Fourthly, it is necessary to make a report that meets the requirements of the TSP after the adjustments are made using accounting equipments.
Fifthly, proper use of assignments plays an important role in transition to TSPs. It is necessary to translate terms, indicators and their subdivisions in national reporting standards to conventions that conform to international standards. If it is not appropriate for the international classification, its value will be difficult to read, and it will lead to chaos. Therefore, the system of terms should be adapted to international standards.

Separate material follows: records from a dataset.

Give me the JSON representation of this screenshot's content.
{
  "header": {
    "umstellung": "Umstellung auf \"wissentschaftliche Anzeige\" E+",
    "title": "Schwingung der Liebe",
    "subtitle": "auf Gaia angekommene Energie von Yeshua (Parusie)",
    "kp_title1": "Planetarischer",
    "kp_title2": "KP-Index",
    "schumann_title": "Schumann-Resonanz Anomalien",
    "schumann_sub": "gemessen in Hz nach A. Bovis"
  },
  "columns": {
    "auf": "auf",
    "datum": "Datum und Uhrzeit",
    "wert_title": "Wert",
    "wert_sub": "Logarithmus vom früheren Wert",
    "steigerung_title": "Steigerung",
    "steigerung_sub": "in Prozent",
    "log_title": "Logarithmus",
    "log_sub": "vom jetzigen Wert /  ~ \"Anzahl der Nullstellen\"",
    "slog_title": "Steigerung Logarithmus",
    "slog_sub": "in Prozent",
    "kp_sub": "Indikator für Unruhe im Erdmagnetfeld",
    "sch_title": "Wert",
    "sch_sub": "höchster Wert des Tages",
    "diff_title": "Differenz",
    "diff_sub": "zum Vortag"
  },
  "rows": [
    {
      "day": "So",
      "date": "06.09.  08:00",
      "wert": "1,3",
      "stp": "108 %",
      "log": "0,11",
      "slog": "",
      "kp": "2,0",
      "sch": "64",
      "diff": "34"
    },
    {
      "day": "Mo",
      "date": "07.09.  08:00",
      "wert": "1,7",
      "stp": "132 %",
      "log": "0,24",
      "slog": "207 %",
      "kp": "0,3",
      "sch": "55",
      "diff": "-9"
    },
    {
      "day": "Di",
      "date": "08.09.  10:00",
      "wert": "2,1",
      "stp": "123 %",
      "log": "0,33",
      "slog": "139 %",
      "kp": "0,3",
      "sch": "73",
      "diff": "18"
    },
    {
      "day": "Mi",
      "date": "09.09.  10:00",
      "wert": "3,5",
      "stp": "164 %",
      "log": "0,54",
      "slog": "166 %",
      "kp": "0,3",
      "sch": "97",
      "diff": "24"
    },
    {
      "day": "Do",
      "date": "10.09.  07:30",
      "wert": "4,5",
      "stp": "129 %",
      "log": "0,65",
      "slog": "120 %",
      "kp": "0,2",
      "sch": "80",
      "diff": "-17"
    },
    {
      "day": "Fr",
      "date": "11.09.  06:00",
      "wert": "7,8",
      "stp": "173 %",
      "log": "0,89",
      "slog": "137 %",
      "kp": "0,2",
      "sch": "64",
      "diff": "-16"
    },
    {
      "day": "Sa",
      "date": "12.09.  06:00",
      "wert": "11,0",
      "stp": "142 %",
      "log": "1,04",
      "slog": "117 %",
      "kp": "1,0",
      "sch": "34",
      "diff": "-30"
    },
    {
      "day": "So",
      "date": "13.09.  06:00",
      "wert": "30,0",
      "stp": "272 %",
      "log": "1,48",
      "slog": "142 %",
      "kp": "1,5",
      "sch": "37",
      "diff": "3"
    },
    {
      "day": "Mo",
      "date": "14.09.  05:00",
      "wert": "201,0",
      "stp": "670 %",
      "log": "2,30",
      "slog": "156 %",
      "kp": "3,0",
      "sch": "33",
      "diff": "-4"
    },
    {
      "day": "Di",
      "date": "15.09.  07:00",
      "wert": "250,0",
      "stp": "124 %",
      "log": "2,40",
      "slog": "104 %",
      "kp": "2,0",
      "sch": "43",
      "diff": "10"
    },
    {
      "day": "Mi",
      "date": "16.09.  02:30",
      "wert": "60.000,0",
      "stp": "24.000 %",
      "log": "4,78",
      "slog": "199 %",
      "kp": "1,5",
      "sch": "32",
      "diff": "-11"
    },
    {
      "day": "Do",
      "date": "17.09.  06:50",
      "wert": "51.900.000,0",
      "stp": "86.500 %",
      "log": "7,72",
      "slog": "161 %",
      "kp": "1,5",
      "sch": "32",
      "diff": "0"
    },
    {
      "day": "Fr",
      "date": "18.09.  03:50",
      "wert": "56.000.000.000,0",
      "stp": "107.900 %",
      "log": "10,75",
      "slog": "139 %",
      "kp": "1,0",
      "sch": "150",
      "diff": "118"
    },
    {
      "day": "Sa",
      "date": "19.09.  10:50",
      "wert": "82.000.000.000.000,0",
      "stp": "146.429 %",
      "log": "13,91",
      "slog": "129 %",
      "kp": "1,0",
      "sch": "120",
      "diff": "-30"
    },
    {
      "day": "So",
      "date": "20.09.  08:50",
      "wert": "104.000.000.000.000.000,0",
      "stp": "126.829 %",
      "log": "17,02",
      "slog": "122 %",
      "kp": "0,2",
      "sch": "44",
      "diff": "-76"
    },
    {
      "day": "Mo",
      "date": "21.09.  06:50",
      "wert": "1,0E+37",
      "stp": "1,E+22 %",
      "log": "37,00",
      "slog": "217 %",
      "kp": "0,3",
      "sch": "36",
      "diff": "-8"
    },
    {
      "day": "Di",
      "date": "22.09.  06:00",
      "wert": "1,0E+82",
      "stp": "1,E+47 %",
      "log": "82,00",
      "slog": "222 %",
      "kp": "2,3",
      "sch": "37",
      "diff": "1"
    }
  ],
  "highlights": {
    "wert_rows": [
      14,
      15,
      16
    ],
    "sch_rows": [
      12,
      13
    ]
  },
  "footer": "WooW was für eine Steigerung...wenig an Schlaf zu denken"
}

There is no single methodology for transformation of financial statements based on national standards into financial statements, which is based on international standards. It is desirable for each enterprise to develop a methodology for transformation, based on its financial and operational activities, resources and professional level of its employees.
The following conditions must be met for the implementation of the MAP transformation:
There is a need for a financial statement for TSPAs.
The financial statements prepared in accordance with national standards should be consistent with the objective, reliable, consistent, and up-to-date national accounting and auditing standards.
The organization should have a modern management, management system.
The company should have a stable financial standing.
The company should have expertise in the IFRS, with profound professional training in accounting and financial reporting, with the ability to apply economic mathematics.